Watchtowers’ role in assisting Bitcoin’s LN to scale is an important one. They function as the tenacious defense system that prevents the cheating of a channel. Even still, they continuously encounter a variety of economic hurdles and monetization methods that are still a work in progress.

Economics

Running a lightning network watchtower requires a substantial infrastructure. At the very least, a watching server has to have enough resources to properly store blobs (state data) – potentially billions – and operate a Bitcoin node. So, a watchtower cannot provide its services free of charge; there needs to be a reward of some kind. Otherwise, an owner may end up halting an operation at some point in time and leave wallet users feeling uncertain.

One of the more popular proposals for making it incentive-compatible is including a watchtower reward in every punishment blob. This way, whenever a breach occurs, the watchtower obtains part of a channel balance by issuing a punishment transaction. This approach has two reasons for why it’s flawed:

  1. Channel breaches don’t typically happen on the regular, so services may not sustain itself by way of earning rewards alone.
  2. This provides some unorthodox incentives. Watchtower wants all peers to breach their channels as often as they can. This could potentially result in countless hacks and several other attempts to clout owners of lightning network nodes.

Monetization

Watchtowers may need to function as businesses due to the fact that they preserve operational overhead. Moreover, they are under the influence and constraints of user bases and they redistribute models of monetization. The two dominant monetization methods for watchtowers to utilize are fees for penalty transactions and subscription services.

The operation of watchtower services are thanks to overhead concerning bandwidth, calculation, and disk space. With Bitcoin’s privacy-conserving lightning network implementation, watchtowers have to collect all prior channel states of their clientele. This can often result in expanding costs within the storage space.

Where bandwidth and calculation can increase with continuously growing watchtower user bases, the potential challenge resides. Along with this is the quadratically expanding growth issue correlating with disk space requirements. Watchtowers of a larger scale would need enough resources to allow them to store blobs. With the user base gradually increasing, the number of states in saving increases quadratically. As a result, there are considerably high operational costs for the business, presenting as data storage.

In spite of this, the size of the data in storage is small. In fact, blob sizes are comparable to the size of a conventional Tweet. So, watchtowers scaling with satisfactory capital can effectively achieve that demand.
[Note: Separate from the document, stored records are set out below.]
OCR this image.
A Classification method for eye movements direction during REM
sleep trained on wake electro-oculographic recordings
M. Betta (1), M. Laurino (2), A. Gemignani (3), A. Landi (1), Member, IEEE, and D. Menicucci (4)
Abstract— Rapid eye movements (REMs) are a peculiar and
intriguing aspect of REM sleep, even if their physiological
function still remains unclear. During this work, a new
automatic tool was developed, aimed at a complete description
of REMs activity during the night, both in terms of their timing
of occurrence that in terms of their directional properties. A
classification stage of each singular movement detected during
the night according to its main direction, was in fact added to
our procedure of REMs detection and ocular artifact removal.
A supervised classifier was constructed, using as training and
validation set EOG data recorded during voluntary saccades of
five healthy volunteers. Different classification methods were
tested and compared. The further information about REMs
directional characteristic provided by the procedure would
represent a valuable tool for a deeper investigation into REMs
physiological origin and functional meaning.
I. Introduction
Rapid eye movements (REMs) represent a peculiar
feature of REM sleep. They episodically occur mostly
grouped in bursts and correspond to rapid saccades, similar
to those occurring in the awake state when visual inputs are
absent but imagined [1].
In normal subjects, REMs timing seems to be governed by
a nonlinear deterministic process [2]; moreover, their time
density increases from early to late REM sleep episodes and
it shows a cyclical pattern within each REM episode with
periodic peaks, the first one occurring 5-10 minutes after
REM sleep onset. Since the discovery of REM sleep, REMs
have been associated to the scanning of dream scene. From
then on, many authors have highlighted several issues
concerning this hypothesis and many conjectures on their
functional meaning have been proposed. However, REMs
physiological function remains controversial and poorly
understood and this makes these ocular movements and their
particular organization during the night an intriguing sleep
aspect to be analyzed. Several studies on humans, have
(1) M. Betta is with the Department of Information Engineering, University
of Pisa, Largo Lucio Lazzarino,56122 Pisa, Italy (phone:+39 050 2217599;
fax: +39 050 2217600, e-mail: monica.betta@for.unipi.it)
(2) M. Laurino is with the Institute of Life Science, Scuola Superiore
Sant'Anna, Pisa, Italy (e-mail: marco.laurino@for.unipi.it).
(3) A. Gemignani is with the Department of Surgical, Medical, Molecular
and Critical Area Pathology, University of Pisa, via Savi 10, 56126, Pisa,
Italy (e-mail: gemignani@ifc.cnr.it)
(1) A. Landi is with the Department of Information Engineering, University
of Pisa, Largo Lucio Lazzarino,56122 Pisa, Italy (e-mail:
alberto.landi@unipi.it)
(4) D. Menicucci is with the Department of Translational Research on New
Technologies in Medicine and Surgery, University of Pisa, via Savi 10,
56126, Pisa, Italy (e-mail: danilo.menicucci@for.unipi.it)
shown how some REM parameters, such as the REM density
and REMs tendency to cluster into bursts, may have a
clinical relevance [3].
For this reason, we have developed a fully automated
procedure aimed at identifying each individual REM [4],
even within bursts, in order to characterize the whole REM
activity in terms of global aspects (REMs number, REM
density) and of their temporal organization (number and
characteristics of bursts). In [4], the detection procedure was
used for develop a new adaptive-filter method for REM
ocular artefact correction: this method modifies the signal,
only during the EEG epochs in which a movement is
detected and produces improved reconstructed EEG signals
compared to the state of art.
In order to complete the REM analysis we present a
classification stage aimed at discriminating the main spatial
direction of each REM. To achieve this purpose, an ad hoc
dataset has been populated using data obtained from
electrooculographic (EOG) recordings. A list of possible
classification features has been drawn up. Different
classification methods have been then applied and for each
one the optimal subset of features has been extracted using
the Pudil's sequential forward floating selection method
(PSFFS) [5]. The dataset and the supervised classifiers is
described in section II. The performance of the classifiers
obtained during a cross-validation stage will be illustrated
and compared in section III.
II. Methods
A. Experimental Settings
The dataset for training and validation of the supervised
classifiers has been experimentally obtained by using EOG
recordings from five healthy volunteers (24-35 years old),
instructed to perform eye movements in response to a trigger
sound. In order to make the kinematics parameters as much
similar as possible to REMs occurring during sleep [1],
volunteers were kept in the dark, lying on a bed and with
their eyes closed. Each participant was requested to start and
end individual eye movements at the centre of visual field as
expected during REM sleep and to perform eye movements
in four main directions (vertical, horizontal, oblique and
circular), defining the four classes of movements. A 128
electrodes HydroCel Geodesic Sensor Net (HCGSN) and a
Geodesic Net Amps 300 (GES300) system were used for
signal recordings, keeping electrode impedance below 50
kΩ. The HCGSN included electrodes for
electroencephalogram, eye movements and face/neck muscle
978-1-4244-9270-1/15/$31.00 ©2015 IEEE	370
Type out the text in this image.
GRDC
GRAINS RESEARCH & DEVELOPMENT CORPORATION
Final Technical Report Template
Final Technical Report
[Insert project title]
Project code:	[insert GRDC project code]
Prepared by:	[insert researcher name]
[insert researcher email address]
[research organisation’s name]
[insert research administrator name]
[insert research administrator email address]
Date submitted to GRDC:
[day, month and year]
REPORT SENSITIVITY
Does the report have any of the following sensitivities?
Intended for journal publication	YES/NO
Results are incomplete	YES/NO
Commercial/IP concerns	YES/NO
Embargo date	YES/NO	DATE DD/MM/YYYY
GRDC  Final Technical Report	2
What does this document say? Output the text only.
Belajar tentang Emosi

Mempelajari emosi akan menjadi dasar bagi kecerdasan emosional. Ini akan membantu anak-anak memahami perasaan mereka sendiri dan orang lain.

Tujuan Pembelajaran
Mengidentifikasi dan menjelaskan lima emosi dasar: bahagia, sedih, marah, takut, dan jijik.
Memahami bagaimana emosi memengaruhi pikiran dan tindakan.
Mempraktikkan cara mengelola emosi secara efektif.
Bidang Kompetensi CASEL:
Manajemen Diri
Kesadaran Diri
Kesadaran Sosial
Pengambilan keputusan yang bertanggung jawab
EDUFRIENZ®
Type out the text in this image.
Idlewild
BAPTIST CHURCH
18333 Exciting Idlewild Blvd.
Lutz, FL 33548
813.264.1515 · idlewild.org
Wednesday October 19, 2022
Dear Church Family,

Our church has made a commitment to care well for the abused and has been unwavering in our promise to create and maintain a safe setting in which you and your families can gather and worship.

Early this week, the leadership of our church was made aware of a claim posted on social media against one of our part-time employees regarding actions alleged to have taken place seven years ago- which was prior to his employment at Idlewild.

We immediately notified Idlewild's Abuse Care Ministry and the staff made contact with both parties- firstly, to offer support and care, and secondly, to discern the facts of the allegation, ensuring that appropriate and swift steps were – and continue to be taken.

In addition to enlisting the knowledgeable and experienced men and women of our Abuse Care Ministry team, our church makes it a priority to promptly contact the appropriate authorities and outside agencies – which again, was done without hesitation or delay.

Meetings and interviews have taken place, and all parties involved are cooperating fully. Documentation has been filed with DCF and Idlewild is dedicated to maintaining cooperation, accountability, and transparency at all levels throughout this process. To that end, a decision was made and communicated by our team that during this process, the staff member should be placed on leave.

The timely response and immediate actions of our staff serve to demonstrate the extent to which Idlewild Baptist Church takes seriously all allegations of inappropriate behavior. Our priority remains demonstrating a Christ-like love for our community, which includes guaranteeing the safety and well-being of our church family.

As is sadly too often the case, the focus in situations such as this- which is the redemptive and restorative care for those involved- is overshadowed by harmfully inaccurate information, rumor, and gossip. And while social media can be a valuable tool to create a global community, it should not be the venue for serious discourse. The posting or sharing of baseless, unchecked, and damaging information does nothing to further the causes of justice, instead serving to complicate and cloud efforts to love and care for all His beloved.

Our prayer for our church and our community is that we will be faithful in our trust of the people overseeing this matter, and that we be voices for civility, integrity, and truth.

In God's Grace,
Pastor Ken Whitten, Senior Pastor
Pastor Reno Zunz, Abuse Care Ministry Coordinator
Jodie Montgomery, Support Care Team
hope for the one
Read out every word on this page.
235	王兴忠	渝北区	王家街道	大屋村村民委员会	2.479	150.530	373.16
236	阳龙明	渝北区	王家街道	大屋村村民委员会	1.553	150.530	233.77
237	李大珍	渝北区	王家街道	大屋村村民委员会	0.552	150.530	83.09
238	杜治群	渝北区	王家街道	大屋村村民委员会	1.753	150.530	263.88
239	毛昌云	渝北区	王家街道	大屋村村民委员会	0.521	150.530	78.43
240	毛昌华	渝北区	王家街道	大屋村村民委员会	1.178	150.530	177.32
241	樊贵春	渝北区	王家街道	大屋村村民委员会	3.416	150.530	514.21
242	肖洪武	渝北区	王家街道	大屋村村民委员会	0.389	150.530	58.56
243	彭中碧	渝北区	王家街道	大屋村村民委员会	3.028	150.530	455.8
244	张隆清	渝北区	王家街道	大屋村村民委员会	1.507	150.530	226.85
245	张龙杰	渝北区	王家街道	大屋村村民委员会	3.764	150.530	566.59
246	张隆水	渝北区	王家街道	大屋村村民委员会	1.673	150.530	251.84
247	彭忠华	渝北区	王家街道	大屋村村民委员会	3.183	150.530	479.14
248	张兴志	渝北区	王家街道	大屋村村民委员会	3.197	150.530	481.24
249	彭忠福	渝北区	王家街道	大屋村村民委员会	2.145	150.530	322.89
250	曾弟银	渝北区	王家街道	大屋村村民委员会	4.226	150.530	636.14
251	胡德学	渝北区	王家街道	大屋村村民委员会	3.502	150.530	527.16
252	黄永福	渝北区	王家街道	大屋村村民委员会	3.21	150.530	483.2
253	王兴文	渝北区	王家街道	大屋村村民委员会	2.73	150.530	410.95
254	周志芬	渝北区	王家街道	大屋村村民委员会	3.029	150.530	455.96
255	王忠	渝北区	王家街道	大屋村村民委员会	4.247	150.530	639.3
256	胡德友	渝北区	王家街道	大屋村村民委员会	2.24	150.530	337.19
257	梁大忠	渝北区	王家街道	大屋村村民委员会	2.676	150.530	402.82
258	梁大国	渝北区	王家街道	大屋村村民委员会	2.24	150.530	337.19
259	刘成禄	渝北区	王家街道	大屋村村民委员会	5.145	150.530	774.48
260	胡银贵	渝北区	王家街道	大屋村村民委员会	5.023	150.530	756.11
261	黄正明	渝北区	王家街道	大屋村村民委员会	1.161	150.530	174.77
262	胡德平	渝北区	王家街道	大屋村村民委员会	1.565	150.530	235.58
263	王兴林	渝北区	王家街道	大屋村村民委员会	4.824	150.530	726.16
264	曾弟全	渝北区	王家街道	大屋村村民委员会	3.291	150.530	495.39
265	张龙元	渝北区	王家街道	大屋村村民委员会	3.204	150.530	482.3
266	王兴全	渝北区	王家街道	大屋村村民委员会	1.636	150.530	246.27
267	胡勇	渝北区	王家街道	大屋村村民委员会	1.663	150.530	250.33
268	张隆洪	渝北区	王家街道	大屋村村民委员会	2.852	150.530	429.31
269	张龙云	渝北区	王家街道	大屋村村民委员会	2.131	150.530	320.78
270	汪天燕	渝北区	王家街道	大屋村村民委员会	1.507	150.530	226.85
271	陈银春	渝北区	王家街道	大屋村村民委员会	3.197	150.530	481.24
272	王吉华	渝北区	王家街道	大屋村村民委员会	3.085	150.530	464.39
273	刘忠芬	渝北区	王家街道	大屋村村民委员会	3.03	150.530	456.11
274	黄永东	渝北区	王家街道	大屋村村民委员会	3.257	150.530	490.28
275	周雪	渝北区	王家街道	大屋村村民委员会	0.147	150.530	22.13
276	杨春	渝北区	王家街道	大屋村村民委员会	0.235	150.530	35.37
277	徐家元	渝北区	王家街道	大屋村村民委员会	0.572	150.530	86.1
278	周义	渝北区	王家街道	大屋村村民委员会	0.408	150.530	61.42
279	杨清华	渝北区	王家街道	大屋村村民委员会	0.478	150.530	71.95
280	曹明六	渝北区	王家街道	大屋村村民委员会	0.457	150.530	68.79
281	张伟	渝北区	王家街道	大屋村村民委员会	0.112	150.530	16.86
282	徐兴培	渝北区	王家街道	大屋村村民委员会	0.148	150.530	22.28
Sizable watchtower operations are a more probable development within the ecosystem. Watchtower procedures are able to maintain profits through services that draw from subscriptions. In turn, this would actually permit the scaling of their revenue, with it being analogous to the usage of their service.

Conclusion

The lightning network watchtower market is still under development, due to the lightning network still progressing into a larger peer-to-peer payments network. Still, the field’s persistent research provides an ensemble of anecdotes for an ecosystem of lightning network watchtowers.

In time, the ideal marketplace for lightning network watchtower services will consist of intricate technical components that withdraw from the end-user. However, substantial progress is crucial before fully achieving that level of lightning network features. Bitcoin’s lightning network is progressively growing with gradual user adoption, channel balances, and – above all else – innovation.

Overall, watchtowers are an ambitious creation set out to mitigate security risks from the Bitcoin’s ever-growing second layer.